4) Malgré l’incertitude, le bac reste un diplôme indispensable
- Cette crainte d’une dévaluation de l’examen est d’autant plus problématique que les jeunes accordent toujours une grande importance au Bac. Ainsi, une grande majorité des lycéens perçoivent le baccalauréat comme une chose importante pour eux (86%, dont 41% comme une chose « très importante ») et, davantage encore, pour leurs parents (95%, dont 64% comme une chose « très importante »).

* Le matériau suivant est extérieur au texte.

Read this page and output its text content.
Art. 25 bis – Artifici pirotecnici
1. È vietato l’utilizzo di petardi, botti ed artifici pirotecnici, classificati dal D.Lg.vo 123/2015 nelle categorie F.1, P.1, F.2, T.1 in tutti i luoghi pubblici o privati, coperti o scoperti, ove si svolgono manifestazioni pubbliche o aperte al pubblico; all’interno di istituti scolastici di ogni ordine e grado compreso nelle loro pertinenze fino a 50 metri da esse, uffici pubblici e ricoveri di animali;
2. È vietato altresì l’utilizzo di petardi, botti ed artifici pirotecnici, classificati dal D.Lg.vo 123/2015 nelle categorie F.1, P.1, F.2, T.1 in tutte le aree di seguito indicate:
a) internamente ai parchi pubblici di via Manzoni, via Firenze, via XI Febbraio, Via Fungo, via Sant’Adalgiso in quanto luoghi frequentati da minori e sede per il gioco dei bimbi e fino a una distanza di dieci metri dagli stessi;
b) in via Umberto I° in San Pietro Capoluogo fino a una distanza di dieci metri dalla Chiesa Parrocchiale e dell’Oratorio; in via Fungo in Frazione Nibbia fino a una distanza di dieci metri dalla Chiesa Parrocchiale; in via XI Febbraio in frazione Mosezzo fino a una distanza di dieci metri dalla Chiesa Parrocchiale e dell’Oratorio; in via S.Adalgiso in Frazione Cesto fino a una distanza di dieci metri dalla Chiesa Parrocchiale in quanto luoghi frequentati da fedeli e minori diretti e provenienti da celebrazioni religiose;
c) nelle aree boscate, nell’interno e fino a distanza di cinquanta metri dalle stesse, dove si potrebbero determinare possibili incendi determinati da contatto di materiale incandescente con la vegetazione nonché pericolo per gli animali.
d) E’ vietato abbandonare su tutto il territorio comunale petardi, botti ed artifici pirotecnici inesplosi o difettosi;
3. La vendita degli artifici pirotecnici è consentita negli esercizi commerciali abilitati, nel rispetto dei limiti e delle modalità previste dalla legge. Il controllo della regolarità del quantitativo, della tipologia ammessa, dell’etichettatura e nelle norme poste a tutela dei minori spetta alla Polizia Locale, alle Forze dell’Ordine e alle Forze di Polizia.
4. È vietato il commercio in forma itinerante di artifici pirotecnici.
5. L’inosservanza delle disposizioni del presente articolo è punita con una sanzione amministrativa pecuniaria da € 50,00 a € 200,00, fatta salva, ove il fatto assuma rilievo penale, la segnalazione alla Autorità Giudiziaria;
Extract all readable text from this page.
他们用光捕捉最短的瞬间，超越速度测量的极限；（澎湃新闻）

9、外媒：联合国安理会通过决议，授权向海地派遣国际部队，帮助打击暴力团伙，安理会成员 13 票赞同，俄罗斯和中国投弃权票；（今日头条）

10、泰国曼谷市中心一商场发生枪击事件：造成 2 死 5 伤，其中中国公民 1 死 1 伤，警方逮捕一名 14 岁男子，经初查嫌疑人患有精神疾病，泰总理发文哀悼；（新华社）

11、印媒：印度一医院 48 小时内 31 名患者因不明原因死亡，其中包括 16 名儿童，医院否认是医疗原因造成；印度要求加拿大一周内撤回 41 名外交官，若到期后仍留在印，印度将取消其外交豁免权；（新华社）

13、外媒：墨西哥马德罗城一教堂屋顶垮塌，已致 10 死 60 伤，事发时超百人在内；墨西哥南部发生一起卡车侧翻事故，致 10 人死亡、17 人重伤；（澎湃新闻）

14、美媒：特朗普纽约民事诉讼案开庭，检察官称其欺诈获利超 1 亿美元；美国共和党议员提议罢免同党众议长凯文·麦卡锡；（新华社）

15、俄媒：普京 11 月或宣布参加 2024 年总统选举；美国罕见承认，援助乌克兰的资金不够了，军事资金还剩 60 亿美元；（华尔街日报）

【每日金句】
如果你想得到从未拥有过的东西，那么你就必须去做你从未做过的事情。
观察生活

- Pour la plupart des lycéens (57%), le baccalauréat est encore avant tout un diplôme indispensable, soit un atout essentiel. Un sésame encore plus fortement perçu comme tel par les lycéens de banlieue populaire (75%). En effet, le bac est largement considéré comme une bonne préparation aux études supérieures (78% des lycéens) et un atout sur le marché du travail (73%), voire pour plus de la moitié des répondants comme obligatoire pour obtenir un emploi (59%).
- Malgré l’inquiétude qu’il suscite, les lycéens semblent néanmoins globalement considérer cet examen comme un rite de passage légitime et rares sont ceux (31%) qui pensent qu’il faudrait le supprimer.